Cada lector debe decidir si le satisface que estos dos
personajes con gran potencial no queden lo suficientemente caracterizados en
aras de conservar para la historia su tono eminentemente aventurero. No es
“Perceván” una serie que destaque por la fuerza de sus personajes aun cuando
éstos podrían haber gozado de más carisma y, de hecho, se percibe una clara
evolución desde el álbum inaugural de “Las Estrellas de Ingaar”. El retorcido y
rematadamente malo Piedranegra de aquella aventura ha dado paso a adversarios
más siniestros y fascinantes, como Ganael (en “La Espada de Ganael”) o el Señor
de las Arenas, si bien ambos no terminan de adquirir auténtica personalidad.
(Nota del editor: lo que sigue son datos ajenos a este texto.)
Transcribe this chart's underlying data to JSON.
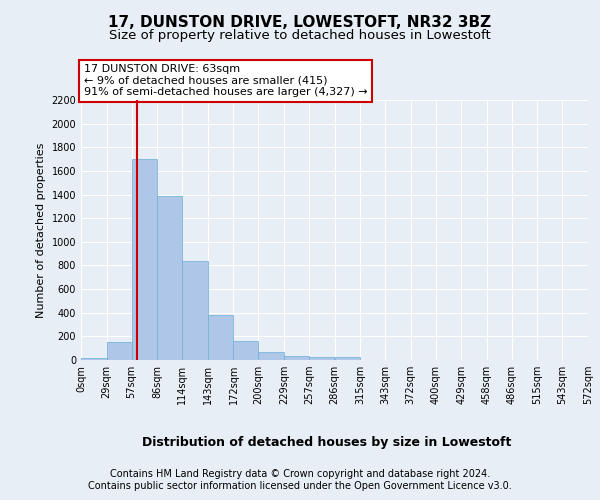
{
  "title": "17, DUNSTON DRIVE, LOWESTOFT, NR32 3BZ",
  "subtitle": "Size of property relative to detached houses in Lowestoft",
  "xlabel": "Distribution of detached houses by size in Lowestoft",
  "ylabel": "Number of detached properties",
  "footer_line1": "Contains HM Land Registry data © Crown copyright and database right 2024.",
  "footer_line2": "Contains public sector information licensed under the Open Government Licence v3.0.",
  "bin_edges": [
    0,
    29,
    57,
    86,
    114,
    143,
    172,
    200,
    229,
    257,
    286,
    315,
    343,
    372,
    400,
    429,
    458,
    486,
    515,
    543,
    572
  ],
  "bar_heights": [
    20,
    155,
    1700,
    1390,
    835,
    380,
    165,
    65,
    38,
    28,
    28,
    0,
    0,
    0,
    0,
    0,
    0,
    0,
    0,
    0
  ],
  "bar_color": "#aec6e8",
  "bar_edgecolor": "#6aafd6",
  "vline_x": 63,
  "vline_color": "#cc0000",
  "annotation_box_text": "17 DUNSTON DRIVE: 63sqm\n← 9% of detached houses are smaller (415)\n91% of semi-detached houses are larger (4,327) →",
  "ylim": [
    0,
    2200
  ],
  "yticks": [
    0,
    200,
    400,
    600,
    800,
    1000,
    1200,
    1400,
    1600,
    1800,
    2000,
    2200
  ],
  "bg_color": "#e8eef5",
  "plot_bg_color": "#e8eef5",
  "grid_color": "#ffffff",
  "title_fontsize": 11,
  "subtitle_fontsize": 9.5,
  "xlabel_fontsize": 9,
  "ylabel_fontsize": 8,
  "tick_fontsize": 7,
  "footer_fontsize": 7,
  "ann_fontsize": 8
}
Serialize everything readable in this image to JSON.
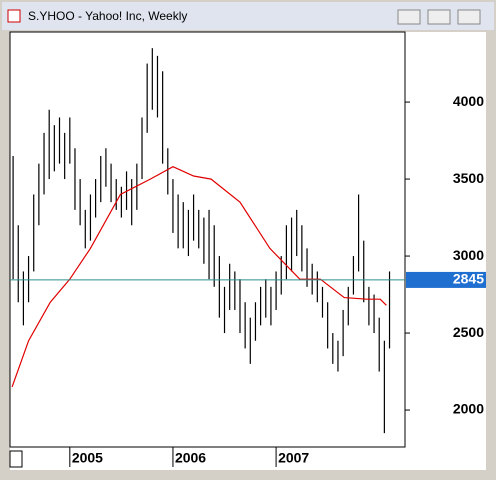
{
  "chart_data": {
    "type": "ohlc",
    "title": "S.YHOO - Yahoo! Inc, Weekly",
    "xlim": [
      2004.42,
      2008.25
    ],
    "xticks": [
      2005,
      2006,
      2007
    ],
    "ylim": [
      1760,
      4455
    ],
    "yticks": [
      2000,
      2500,
      3000,
      3500,
      4000
    ],
    "bar_color": "#000000",
    "x": [
      2004.45,
      2004.5,
      2004.55,
      2004.6,
      2004.65,
      2004.7,
      2004.75,
      2004.8,
      2004.85,
      2004.9,
      2004.95,
      2005.0,
      2005.05,
      2005.1,
      2005.15,
      2005.2,
      2005.25,
      2005.3,
      2005.35,
      2005.4,
      2005.45,
      2005.5,
      2005.55,
      2005.6,
      2005.65,
      2005.7,
      2005.75,
      2005.8,
      2005.85,
      2005.9,
      2005.95,
      2006.0,
      2006.05,
      2006.1,
      2006.15,
      2006.2,
      2006.25,
      2006.3,
      2006.35,
      2006.4,
      2006.45,
      2006.5,
      2006.55,
      2006.6,
      2006.65,
      2006.7,
      2006.75,
      2006.8,
      2006.85,
      2006.9,
      2006.95,
      2007.0,
      2007.05,
      2007.1,
      2007.15,
      2007.2,
      2007.25,
      2007.3,
      2007.35,
      2007.4,
      2007.45,
      2007.5,
      2007.55,
      2007.6,
      2007.65,
      2007.7,
      2007.75,
      2007.8,
      2007.85,
      2007.9,
      2007.95,
      2008.0,
      2008.05,
      2008.1
    ],
    "high": [
      3650,
      3200,
      2900,
      3000,
      3400,
      3600,
      3800,
      3950,
      3850,
      3900,
      3800,
      3900,
      3700,
      3500,
      3300,
      3400,
      3500,
      3650,
      3700,
      3600,
      3500,
      3450,
      3550,
      3500,
      3600,
      3900,
      4250,
      4350,
      4300,
      4200,
      3700,
      3500,
      3400,
      3350,
      3300,
      3400,
      3300,
      3250,
      3300,
      3200,
      3000,
      2800,
      2950,
      2900,
      2850,
      2700,
      2600,
      2700,
      2800,
      2850,
      2800,
      2900,
      3000,
      3200,
      3250,
      3300,
      3200,
      3050,
      2950,
      2900,
      2800,
      2700,
      2500,
      2450,
      2650,
      2800,
      3000,
      3400,
      3100,
      2800,
      2750,
      2600,
      2450,
      2900
    ],
    "low": [
      2850,
      2700,
      2550,
      2700,
      2900,
      3200,
      3400,
      3500,
      3550,
      3600,
      3500,
      3600,
      3300,
      3200,
      3050,
      3100,
      3250,
      3350,
      3450,
      3350,
      3300,
      3250,
      3300,
      3200,
      3300,
      3500,
      3800,
      3950,
      3900,
      3600,
      3400,
      3150,
      3050,
      3050,
      3000,
      3100,
      3050,
      2950,
      2850,
      2800,
      2600,
      2500,
      2650,
      2650,
      2500,
      2400,
      2300,
      2450,
      2550,
      2600,
      2550,
      2650,
      2750,
      2850,
      2900,
      3000,
      2900,
      2800,
      2750,
      2700,
      2600,
      2400,
      2300,
      2250,
      2350,
      2550,
      2750,
      2900,
      2700,
      2550,
      2500,
      2250,
      1850,
      2400
    ],
    "moving_average": {
      "color": "#e00000",
      "x": [
        2004.44,
        2004.6,
        2004.81,
        2005.0,
        2005.2,
        2005.49,
        2005.78,
        2006.0,
        2006.2,
        2006.37,
        2006.65,
        2006.94,
        2007.23,
        2007.43,
        2007.66,
        2007.88,
        2008.01,
        2008.07
      ],
      "values": [
        2150,
        2450,
        2700,
        2850,
        3050,
        3400,
        3500,
        3580,
        3520,
        3500,
        3350,
        3050,
        2850,
        2850,
        2730,
        2720,
        2720,
        2680
      ]
    },
    "last_price": {
      "value": 2845,
      "color": "#2c8f8f",
      "label_color": "#1f6fd1"
    }
  }
}
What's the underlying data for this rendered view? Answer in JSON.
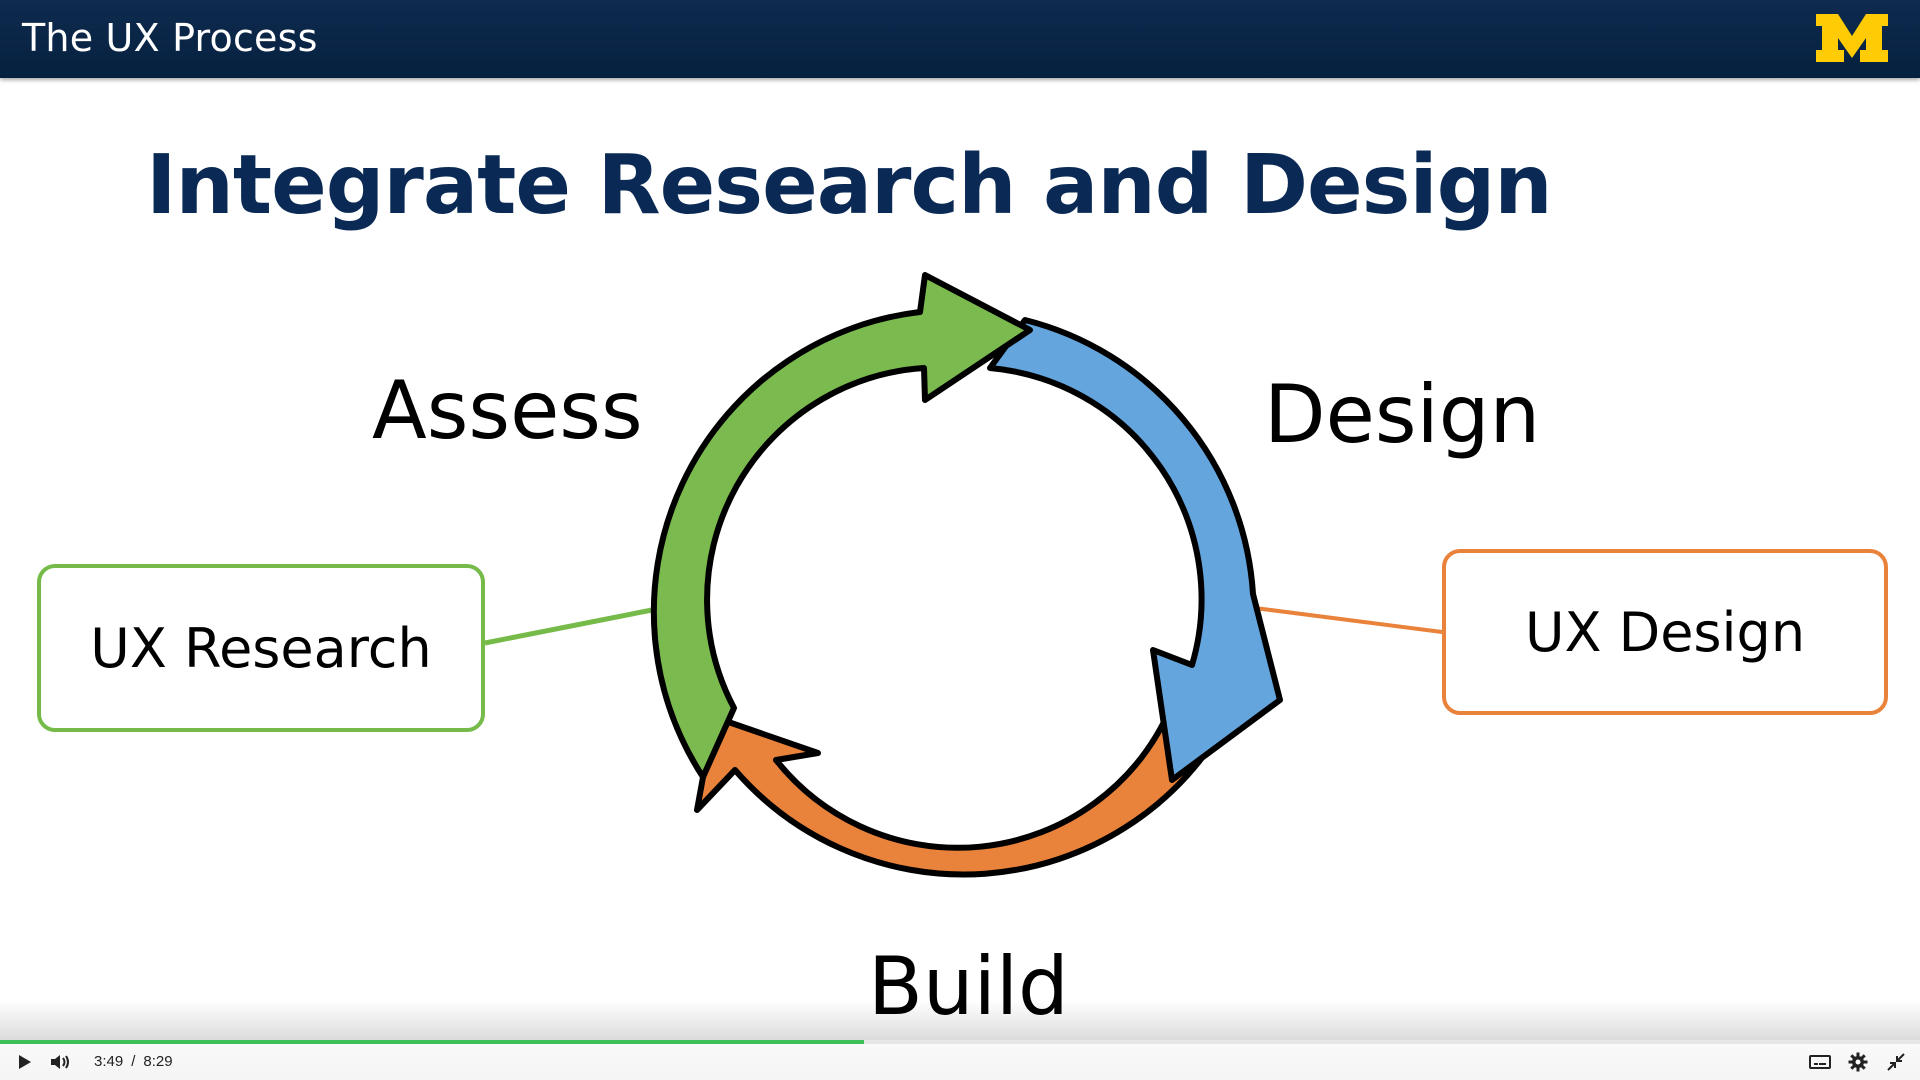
{
  "header": {
    "title": "The UX Process",
    "logo_letter": "M",
    "logo_color": "#ffcb05",
    "background": "#06213f"
  },
  "slide": {
    "title": "Integrate Research and Design",
    "title_color": "#0a2a55"
  },
  "cycle": {
    "phases": [
      {
        "label": "Assess",
        "color": "#7aba4e"
      },
      {
        "label": "Design",
        "color": "#65a5dd"
      },
      {
        "label": "Build",
        "color": "#e9823a"
      }
    ]
  },
  "boxes": {
    "research": {
      "label": "UX Research",
      "color": "#76bb4a"
    },
    "design": {
      "label": "UX Design",
      "color": "#e9823a"
    }
  },
  "player": {
    "current_time": "3:49",
    "separator": "/",
    "duration": "8:29",
    "progress_fraction": 0.45,
    "progress_color": "#3fbf5a",
    "icons": [
      "play-icon",
      "volume-icon",
      "captions-icon",
      "settings-gear-icon",
      "exit-fullscreen-icon"
    ]
  }
}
Lo
mismo podría decirse del resto de figurantes de esta peripecia, bastante
desaprovechados, como es el caso de la esclava Saadia, otra bella dama que
acude al rescate de Perceván (utilizando sus encantos femeninos para engañar a
los esbirros) para que luego éste, a su vez, la libere a ella (una dinámica muy
clásica ya vista en “El País de Aslor” con la hechicera Balkis) sólo para
quedar inmediatamente apartada de la trama.
Si el guion de la historia resulta algo irregular en su
desarrollo, indeciso tono y apresurada conclusión, el dibujo de Luguy vuelve a
compensar esos defectos con el cuidado con el que diseña todos los elementos de
la aventura, desde los espectaculares barcos que surcan las arenas al bullicio
de los bazares, la decoración textil, los objetos cotidianos, el vestuario, los
fenómenos naturales o mágicos, la desolación del desierto o la frondosidad de
los oasis, la belleza oriental de Saadia, la repelente dolencia de los leprosos
o la locura del Señor de las Arenas… el único aspecto que sigue sin resultar
satisfactorio es su soso y poco expresivo Gimly.